Decades later, Friedrich in Germany, Mike in Pennsylvania, and Ivy in California each, in turn, become interwoven when the very same harmonica lands in their lives. All the children face daunting challenges: rescuing a father, protecting a brother, holding a family together. And ultimately, pulled by the invisible thread of destiny, their suspenseful solo stories converge in an orchestral crescendo.
Richly imagined and masterfully crafted, this impassioned, uplifting, and virtuosic tour de force will resound in your heart long after the last note has been struck.
As has often happened this year, I selected this book because of one of the readers...because, yes, I was in the mood for yet another audiobook (and I'm on hold, still, for Harry Potter and the Prisoner of Azkaban). The blurb for this one sounded sweet, and my Goodreads buddies seemed to like it so I gave it a whirl.
The blurb synopsis is pretty straight forward. There is Otto who kicks off the story, stumbling upon three sisters after getting lost in the woods. Then there is Friedrich, a talented musician growing up in Germany at the beginning of WWII; Mike, an orphan in Pennsylvania trying desperately to find a future for himself and his brother; and Ivy, a young girl facing prejudice in Southern California just after the bombing of Pearl Harbor. Weaving throughout each of their stories is a simple harmonica and the power of music.
The story is crafted beautifully. Each story is cut short (at fairly decent cliffhangers) before being revisited in the end and coming together in a very hopeful, believable (if not overly tidy) way. While on the outset I thought there was going to be a solid magical realism vibe with a witch and a curse, that storyline sticks pretty closely to Otto's initial introduction to the sister's at the beginning of the book. There are touches of here and there as each child finds and plays the harmonica, but that only serves to tie them together and weave a reverence for music throughout.

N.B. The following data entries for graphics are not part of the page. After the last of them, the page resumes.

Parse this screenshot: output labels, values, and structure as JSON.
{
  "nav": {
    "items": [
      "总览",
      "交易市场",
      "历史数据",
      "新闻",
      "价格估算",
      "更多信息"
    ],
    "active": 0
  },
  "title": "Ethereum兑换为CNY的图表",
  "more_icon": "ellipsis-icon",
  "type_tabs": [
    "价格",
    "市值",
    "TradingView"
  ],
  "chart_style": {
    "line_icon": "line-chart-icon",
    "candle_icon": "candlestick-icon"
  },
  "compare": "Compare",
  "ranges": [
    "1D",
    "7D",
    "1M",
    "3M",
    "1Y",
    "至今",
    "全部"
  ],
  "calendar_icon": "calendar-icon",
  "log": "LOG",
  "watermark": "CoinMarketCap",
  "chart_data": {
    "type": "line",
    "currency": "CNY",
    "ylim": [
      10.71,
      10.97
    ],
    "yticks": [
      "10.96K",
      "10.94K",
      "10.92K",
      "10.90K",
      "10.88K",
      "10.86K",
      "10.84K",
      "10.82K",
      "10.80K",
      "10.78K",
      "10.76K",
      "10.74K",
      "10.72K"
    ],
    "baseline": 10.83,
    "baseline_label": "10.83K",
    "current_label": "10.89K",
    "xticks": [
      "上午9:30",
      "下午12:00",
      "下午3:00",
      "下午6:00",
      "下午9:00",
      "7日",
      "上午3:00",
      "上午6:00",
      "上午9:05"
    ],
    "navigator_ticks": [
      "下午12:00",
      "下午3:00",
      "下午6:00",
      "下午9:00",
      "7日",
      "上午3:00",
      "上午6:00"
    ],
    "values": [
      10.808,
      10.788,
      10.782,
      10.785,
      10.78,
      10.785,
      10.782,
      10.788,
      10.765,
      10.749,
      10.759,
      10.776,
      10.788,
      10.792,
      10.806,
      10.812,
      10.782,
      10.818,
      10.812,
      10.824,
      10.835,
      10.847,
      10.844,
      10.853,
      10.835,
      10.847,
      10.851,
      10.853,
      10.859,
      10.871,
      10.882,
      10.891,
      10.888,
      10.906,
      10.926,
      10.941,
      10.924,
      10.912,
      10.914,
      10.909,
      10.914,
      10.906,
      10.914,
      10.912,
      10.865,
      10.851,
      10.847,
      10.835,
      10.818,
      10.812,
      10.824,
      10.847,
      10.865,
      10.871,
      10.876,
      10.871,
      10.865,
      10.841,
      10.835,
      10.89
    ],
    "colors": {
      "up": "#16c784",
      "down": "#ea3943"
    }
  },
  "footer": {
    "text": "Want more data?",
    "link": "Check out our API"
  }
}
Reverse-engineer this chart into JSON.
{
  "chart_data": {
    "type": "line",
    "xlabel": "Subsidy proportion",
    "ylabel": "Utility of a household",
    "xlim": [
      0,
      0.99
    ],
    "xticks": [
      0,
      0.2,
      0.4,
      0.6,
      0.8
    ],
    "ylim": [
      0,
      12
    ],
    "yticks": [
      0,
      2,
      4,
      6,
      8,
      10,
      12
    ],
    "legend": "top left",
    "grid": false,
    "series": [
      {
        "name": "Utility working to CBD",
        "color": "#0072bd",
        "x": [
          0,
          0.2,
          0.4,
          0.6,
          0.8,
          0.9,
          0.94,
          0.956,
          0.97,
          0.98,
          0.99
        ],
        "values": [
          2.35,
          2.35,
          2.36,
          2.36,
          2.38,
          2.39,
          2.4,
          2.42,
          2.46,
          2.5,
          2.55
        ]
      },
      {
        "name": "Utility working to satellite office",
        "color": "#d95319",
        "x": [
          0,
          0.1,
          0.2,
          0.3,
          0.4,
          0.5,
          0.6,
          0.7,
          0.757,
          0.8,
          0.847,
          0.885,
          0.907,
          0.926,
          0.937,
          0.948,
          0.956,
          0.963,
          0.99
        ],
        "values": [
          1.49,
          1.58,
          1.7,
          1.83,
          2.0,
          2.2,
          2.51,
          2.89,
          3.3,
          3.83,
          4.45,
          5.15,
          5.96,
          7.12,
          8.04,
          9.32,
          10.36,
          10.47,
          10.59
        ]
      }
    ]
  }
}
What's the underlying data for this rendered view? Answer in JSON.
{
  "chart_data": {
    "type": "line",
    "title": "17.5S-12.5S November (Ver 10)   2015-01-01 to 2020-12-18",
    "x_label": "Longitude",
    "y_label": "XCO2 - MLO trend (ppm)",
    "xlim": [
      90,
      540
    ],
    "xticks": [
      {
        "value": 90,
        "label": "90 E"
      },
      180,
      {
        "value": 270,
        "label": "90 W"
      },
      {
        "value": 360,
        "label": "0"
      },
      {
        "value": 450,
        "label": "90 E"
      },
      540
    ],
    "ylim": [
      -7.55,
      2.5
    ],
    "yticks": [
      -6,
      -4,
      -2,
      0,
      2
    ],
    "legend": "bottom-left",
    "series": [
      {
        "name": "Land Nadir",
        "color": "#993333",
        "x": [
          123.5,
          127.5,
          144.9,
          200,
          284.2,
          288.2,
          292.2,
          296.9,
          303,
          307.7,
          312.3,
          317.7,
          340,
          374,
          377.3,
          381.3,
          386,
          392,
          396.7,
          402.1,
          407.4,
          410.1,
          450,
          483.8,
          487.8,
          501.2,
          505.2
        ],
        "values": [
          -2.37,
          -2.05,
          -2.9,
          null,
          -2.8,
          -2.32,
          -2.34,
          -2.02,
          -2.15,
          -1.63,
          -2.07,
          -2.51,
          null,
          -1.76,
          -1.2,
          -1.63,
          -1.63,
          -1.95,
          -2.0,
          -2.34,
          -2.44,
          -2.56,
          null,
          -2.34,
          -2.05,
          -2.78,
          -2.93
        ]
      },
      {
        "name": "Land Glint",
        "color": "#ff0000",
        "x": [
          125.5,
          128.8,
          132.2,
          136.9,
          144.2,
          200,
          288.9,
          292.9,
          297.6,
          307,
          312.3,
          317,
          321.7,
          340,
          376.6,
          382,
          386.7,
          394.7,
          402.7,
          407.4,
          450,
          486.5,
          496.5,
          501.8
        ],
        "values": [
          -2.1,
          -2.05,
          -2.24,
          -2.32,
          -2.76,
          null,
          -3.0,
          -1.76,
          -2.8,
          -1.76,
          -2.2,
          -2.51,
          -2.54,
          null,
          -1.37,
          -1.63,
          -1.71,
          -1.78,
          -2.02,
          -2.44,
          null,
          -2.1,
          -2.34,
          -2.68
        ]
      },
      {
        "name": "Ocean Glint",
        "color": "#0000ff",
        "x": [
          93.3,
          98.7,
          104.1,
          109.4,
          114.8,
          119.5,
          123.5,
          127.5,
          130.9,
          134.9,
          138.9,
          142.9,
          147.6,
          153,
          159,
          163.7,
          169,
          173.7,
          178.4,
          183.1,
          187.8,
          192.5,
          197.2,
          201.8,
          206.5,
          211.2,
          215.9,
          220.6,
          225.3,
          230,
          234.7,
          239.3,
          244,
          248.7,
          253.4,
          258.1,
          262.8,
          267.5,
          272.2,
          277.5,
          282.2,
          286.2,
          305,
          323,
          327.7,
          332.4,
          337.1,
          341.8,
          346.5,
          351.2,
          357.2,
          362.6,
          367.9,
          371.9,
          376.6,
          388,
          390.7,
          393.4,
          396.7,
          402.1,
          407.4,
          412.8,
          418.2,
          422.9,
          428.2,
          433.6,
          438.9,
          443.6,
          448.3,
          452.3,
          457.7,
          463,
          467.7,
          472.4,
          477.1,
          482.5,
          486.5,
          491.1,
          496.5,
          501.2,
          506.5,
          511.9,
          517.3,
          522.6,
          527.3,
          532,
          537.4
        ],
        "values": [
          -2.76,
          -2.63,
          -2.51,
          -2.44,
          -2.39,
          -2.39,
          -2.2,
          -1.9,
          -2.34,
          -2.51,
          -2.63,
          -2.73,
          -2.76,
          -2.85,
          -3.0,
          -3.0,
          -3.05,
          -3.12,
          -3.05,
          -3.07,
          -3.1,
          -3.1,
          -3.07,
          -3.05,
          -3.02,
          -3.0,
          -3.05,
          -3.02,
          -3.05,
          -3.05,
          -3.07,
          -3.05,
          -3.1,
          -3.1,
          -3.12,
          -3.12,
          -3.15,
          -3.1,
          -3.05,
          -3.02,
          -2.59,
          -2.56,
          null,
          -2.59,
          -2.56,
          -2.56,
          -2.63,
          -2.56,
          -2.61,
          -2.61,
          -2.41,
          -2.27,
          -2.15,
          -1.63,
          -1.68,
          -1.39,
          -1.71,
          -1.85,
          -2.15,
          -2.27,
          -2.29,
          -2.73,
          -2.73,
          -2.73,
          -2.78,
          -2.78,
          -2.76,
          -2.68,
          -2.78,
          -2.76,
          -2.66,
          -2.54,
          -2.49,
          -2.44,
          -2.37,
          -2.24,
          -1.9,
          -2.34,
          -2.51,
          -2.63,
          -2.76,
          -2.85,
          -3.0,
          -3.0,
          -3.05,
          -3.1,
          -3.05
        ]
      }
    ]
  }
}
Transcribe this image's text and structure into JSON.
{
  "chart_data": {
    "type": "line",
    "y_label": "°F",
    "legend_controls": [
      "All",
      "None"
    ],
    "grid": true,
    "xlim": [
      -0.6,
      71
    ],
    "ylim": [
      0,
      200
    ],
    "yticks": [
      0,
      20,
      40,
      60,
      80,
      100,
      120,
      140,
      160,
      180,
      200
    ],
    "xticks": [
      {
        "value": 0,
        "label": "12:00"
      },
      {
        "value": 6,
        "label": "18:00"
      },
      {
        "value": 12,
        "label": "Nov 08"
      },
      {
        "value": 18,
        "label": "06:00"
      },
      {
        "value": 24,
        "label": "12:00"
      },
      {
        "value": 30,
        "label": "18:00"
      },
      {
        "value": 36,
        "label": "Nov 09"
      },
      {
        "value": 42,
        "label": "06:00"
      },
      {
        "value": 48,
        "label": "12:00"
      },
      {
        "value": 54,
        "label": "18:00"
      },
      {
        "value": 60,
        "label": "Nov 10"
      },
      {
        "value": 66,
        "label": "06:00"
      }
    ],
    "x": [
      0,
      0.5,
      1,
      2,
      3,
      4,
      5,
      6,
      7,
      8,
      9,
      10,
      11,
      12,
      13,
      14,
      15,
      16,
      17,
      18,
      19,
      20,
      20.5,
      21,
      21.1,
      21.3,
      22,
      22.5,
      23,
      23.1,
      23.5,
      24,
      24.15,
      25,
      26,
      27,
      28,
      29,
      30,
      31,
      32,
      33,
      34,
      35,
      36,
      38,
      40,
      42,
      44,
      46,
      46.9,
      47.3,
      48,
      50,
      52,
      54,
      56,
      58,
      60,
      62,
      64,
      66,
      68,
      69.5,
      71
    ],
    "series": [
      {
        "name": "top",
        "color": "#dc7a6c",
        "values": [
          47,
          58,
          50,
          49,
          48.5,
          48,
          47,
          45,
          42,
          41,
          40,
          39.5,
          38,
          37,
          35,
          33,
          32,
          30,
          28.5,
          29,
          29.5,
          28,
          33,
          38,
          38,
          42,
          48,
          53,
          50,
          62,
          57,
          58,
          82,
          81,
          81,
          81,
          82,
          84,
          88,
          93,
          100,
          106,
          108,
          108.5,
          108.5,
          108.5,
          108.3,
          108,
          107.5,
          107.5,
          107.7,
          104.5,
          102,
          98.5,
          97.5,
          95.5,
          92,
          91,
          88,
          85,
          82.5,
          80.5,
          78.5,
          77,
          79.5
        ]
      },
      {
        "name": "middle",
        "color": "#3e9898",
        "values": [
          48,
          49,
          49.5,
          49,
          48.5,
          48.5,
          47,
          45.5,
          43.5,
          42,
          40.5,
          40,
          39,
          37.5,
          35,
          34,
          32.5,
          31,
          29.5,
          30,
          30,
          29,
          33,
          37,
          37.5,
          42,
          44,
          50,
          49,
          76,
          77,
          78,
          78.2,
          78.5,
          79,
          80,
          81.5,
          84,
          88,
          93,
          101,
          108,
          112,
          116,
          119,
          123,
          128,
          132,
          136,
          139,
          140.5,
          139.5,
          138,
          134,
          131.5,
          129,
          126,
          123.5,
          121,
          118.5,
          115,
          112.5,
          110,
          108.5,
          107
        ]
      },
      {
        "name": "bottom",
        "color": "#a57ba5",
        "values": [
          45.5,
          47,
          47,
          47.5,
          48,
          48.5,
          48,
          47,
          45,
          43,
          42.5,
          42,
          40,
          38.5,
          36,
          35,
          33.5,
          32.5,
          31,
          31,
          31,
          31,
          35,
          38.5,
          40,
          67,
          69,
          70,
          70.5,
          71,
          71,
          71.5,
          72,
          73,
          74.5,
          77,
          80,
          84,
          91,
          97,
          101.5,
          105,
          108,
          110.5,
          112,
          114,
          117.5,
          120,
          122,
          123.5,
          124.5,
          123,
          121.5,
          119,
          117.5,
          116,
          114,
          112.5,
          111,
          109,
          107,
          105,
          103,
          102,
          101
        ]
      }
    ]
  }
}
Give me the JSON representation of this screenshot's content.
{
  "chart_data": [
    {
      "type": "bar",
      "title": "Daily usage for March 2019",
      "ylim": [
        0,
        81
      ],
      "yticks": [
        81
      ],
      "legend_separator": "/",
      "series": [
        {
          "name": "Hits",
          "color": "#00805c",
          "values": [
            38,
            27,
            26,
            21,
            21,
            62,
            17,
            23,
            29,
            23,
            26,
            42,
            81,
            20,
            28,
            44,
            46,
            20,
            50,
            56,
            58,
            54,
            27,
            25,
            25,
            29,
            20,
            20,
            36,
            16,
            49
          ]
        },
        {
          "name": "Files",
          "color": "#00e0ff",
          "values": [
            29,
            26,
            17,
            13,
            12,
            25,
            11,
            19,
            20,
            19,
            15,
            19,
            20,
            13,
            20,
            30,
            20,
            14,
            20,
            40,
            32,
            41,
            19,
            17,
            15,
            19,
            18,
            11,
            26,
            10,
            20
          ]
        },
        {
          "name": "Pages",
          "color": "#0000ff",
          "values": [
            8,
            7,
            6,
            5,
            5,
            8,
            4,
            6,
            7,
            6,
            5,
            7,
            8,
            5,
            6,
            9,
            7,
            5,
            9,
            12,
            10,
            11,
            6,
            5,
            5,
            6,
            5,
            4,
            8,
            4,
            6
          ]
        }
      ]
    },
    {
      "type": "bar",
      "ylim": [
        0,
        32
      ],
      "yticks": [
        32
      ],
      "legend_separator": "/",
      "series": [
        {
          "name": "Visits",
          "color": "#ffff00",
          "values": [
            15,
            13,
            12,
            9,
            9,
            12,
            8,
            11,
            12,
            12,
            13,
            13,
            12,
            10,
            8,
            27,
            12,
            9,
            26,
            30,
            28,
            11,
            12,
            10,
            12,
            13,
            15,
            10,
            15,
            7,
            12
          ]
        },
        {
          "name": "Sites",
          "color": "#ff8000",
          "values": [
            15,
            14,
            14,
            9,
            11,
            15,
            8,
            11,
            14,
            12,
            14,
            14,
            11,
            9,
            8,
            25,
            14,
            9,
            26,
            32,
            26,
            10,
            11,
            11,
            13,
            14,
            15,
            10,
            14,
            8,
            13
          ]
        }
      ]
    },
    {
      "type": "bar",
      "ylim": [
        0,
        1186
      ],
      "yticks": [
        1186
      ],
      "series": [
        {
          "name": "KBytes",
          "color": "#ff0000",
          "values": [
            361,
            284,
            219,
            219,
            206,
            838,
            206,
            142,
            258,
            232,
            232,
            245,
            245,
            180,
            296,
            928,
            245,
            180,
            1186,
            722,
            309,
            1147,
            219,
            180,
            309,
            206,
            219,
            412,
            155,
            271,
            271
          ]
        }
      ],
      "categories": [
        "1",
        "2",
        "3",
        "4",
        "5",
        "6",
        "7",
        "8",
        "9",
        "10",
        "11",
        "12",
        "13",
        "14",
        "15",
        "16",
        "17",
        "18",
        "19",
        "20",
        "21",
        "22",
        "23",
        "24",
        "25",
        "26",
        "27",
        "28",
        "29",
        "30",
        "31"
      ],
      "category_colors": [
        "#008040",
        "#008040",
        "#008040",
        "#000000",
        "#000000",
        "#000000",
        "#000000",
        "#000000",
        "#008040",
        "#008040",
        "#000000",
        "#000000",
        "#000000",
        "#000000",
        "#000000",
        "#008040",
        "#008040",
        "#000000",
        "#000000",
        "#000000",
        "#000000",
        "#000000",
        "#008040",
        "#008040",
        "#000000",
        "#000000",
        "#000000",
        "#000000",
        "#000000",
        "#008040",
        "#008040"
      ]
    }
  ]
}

This is definitely a children's book. While the author is masterful enough not to condescend to younger readers, it is a very clean read with a bow tied neatly around the end. While they face challenges along the way, every character has a very happy ending. And that's okay. I've made no secret of the fact that I tend to like people to die in stories (I'm really a very gentle person, I promise!), I was okay with this very pretty bow.
The audiobook is fantastic, by the way. There is music played throughout and the narrators even do a little singing. I'm a big fan of Rebecca Soler in particular. She was fantastic narrating the Lunar Chronicles series by Marissa Meyer and equally impressive in Echo. It is very likely that I will explore the other offerings by Pam Munoz Ryan.